La crise, frein ou moteur pour le développement durable?

Cette question est au cœur des discours actuels de tous ceux qui plaident pour plus de respect de l’homme et de son environnement. Et il est vrai que la crise met à mal beaucoup de bons projets : dans un contexte de crise, entreprises comme particuliers vont au moins cher, encore plus qu’avant. Certains annulent leurs travaux (panneaux solaires, chauffage écologique) ou renoncent à manger bio, reviennent au papier classique, à priori moins cher que le recyclé…

Tandis que pour d’autres, comme dans tout bouleversement sociologique profond, c’est exactement l’inverse qui se produit. Tel chef d’entreprise se posera la question du caractère recyclable des matériaux de sa nouvelle photocopieuse, tandis qu’un autre achètera une voiture de fonction moins polluante ou du mobilier d’occasion, demandera à ses salariés de trier leurs papiers et d’imprimer les feuilles des deux côtés….

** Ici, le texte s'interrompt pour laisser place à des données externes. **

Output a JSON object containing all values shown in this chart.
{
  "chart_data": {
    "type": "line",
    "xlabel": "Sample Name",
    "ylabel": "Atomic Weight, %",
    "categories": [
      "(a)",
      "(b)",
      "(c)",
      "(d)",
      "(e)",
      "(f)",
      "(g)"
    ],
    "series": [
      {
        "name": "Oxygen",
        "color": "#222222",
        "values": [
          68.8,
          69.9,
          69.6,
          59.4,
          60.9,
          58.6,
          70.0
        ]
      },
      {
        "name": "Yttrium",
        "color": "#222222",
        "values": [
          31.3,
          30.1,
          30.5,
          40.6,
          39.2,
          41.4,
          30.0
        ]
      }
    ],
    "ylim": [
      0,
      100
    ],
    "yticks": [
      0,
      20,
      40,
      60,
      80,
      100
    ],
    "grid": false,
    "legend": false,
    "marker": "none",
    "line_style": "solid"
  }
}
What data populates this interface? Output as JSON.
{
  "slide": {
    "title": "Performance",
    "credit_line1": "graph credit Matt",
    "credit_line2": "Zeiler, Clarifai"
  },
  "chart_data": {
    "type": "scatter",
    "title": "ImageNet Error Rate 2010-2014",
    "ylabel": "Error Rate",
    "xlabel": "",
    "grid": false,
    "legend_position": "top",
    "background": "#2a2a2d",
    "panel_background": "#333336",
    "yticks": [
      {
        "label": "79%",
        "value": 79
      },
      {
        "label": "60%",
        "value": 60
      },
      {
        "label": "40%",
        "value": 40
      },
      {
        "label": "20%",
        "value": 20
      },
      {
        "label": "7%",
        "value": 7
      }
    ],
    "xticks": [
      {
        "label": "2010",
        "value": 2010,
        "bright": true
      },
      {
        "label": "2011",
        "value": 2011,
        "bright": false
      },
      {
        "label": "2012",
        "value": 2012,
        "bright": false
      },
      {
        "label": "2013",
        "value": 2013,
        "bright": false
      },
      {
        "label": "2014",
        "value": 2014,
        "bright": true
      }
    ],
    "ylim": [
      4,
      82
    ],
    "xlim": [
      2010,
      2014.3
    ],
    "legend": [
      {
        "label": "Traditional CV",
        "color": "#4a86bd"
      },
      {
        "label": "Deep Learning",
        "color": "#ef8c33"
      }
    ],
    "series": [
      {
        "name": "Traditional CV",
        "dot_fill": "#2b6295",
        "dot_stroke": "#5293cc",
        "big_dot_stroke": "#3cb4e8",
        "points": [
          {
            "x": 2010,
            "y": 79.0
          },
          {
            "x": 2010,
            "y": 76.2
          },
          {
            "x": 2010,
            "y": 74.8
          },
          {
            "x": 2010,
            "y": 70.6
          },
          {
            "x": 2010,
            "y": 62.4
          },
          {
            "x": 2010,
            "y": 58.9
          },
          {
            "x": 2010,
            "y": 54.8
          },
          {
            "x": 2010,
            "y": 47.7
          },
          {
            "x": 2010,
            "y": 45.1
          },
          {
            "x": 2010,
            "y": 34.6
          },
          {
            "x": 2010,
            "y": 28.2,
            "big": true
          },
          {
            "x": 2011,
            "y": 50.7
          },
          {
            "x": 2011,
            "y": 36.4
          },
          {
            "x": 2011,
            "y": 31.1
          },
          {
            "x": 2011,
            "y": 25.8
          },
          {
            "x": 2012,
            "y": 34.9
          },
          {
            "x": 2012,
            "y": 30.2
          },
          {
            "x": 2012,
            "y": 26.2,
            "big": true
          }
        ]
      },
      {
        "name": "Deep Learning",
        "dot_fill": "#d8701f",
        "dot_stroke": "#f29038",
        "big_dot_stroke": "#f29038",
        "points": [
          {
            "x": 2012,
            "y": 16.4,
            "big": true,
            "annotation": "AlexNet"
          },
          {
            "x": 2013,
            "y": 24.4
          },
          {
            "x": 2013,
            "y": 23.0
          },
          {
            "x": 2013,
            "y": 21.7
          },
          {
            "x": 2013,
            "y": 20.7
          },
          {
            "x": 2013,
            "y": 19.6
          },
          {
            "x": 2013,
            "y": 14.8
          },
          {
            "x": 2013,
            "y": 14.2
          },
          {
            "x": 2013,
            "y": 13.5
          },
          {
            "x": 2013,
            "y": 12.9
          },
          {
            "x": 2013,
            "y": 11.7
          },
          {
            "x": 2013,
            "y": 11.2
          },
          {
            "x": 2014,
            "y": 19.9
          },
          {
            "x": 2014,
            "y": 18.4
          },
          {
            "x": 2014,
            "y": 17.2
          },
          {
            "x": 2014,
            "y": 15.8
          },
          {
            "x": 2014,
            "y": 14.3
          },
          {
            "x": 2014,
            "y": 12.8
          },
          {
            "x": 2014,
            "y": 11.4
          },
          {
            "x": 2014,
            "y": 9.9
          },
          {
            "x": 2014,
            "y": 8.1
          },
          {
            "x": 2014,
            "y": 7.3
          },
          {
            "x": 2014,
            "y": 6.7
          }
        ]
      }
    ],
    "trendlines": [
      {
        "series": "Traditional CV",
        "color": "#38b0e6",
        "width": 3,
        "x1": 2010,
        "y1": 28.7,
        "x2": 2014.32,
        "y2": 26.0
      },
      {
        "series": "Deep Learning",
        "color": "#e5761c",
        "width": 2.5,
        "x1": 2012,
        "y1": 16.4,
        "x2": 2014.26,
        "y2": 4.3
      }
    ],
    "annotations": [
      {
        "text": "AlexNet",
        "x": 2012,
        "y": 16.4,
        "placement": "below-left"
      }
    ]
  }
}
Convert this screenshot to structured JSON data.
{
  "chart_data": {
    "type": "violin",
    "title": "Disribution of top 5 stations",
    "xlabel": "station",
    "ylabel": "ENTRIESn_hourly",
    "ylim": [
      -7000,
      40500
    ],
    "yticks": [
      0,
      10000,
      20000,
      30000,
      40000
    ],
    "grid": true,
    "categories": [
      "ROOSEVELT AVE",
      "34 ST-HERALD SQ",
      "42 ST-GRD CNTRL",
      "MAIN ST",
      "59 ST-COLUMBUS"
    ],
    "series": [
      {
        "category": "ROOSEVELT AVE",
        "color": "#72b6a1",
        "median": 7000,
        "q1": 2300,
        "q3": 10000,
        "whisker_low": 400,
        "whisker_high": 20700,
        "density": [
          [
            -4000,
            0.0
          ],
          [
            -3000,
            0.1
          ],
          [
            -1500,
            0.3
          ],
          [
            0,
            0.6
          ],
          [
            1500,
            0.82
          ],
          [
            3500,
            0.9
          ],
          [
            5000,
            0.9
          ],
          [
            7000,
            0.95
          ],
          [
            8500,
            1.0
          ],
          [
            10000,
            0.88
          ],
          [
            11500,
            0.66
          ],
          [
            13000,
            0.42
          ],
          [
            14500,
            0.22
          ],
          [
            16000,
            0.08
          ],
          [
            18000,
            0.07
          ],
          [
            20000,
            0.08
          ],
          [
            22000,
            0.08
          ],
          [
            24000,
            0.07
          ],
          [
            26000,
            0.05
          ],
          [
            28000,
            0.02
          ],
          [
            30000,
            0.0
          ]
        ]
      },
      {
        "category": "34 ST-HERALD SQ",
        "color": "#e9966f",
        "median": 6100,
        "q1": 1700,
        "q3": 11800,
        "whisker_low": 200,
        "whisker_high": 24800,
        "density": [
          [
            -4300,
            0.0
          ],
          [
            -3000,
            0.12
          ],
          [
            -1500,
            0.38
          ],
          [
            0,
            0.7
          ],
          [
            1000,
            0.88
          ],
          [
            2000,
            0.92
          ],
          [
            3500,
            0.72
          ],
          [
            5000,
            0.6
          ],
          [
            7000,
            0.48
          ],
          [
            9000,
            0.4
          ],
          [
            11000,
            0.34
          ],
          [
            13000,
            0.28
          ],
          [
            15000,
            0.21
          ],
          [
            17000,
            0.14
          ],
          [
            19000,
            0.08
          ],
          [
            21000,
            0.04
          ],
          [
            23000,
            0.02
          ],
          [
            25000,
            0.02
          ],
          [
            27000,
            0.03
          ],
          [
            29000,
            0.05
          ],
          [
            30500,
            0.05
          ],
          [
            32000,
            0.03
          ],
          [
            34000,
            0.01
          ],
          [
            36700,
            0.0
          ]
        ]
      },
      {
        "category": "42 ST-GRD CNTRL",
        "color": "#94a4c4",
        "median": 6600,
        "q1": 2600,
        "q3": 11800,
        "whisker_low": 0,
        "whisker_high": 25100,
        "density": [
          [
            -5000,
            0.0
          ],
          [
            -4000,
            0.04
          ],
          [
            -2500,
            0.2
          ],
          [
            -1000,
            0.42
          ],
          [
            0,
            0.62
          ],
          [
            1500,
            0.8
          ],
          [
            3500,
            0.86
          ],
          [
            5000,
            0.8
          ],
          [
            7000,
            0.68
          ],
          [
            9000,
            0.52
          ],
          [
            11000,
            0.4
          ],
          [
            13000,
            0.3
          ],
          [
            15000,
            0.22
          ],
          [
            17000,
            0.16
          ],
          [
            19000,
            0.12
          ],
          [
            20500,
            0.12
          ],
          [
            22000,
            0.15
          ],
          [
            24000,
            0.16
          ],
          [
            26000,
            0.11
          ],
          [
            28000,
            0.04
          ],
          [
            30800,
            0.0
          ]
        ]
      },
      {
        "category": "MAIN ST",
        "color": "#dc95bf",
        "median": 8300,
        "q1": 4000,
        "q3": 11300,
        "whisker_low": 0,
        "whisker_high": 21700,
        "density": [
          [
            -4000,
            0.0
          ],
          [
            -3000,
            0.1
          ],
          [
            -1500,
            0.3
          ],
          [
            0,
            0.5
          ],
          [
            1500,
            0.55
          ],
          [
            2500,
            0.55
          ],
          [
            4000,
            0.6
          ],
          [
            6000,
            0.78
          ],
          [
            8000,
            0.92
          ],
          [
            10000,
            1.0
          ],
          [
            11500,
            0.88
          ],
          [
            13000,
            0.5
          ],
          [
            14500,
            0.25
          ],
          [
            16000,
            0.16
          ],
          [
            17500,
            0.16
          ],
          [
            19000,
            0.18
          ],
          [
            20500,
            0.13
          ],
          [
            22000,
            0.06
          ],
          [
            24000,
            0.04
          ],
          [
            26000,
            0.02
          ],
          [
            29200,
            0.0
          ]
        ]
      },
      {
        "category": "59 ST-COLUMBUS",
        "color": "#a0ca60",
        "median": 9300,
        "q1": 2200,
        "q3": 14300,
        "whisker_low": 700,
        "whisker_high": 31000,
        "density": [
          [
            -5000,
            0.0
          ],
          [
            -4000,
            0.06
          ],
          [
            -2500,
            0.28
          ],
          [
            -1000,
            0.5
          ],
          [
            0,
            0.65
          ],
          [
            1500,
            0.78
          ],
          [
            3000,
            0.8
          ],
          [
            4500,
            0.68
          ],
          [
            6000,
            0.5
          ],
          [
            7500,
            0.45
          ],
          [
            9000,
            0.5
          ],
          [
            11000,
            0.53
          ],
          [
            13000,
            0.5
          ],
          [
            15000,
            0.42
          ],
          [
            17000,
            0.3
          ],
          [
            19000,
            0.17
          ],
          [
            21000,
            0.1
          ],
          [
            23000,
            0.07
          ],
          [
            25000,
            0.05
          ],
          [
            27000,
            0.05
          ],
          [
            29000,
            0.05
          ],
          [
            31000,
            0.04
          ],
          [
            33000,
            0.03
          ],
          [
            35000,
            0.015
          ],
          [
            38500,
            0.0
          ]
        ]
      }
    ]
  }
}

Car la crise des subprimes (qui fait suite, si on veut faire le lien, à celle de la grippe aviaire, voire des tsunamis) nous interpelle violemment sur le fait que nous sommes allés trop loin. Trop loin dans la répartition honteuse des richesses, trop loin dans l’achat de choses inutiles, dans le gaspillage, le non-respect des autres, de la nature…
Deux écueils seraient de se sentir coupable pour tout le monde… ou de désigner des coupables “d’en haut”. Une troisième voie s’impose : prendre notre part de responsabilité.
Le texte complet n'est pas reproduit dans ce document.